Earlier last month three handcuffed gay men from the southwestern Iranian province of Khuzestan were led to the gallows in the middle of the city of Ahvaz before a crowd of several hundred people and summarily hung by officials of Iran’s regime. Several months earlier, the three men had being found guilty of sodomy — which is crime in Iran — in what international human rights groups indicate was a sham trial.
Iran’s government follows Sharia or Islamic law that prohibits any type of sexual activity outside the realm of heterosexual marriage, and homosexuality is considered “a violation of the supreme will of God.” Specifically, in Islamic law homosexuality is referred to as “lavat,” which is Arabic for sodomy and in Iran is punishable only by death.
Yet the recent execution of the three gay men in Iran is a mere footnote in the 32-year horrific history of unspeakable human rights abuse and killings carried out by Iran’s current regime against LGBT people living in that country.
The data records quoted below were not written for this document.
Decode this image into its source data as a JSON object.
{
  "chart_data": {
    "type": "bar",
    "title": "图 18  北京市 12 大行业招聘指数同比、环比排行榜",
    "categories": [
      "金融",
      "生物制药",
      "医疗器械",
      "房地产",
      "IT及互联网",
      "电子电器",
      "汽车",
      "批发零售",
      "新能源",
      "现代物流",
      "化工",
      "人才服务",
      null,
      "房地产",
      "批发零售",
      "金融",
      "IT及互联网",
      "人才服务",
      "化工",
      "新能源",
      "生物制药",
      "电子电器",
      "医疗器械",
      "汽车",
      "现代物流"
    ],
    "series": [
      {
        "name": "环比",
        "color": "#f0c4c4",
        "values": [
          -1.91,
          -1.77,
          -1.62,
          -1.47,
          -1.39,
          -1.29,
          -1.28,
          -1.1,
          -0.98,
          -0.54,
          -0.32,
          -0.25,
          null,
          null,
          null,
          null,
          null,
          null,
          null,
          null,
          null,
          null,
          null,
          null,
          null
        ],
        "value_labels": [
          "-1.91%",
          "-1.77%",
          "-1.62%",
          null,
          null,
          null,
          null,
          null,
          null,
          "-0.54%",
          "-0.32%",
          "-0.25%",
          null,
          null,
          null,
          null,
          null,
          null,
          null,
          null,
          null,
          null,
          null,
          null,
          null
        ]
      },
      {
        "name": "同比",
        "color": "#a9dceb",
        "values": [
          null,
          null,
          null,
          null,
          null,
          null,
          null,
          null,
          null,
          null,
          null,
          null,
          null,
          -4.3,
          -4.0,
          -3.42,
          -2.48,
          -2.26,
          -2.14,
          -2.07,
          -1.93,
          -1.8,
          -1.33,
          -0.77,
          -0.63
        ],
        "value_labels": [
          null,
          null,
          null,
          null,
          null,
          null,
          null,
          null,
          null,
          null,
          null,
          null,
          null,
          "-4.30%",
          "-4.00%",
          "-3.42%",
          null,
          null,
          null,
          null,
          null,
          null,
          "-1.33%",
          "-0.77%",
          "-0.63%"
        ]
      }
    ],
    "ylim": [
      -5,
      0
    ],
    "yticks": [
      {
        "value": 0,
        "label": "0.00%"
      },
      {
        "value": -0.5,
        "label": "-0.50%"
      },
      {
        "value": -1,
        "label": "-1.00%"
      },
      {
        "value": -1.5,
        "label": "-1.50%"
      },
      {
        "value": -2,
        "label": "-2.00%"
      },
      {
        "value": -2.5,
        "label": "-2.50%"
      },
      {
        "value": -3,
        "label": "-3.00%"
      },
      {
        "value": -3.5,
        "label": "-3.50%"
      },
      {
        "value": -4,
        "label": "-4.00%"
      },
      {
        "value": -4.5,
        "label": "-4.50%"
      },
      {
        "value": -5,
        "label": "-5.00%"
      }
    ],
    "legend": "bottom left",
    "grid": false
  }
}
According to a May 2008 confidential British government cable that was leaked by the “Wikileaks” website and later published by the London Telegraph newspaper, human rights activists believe that since 1979, between 4,000 and 6,000 gay men and lesbians have been executed in Iran for crimes related to their sexual orientation.
On a regular basis, local police or government-sanctioned thugs in Iran arrest, beat, torture and, in most cases, hang or even stone individuals who are suspected or found to be involved in homosexual activity.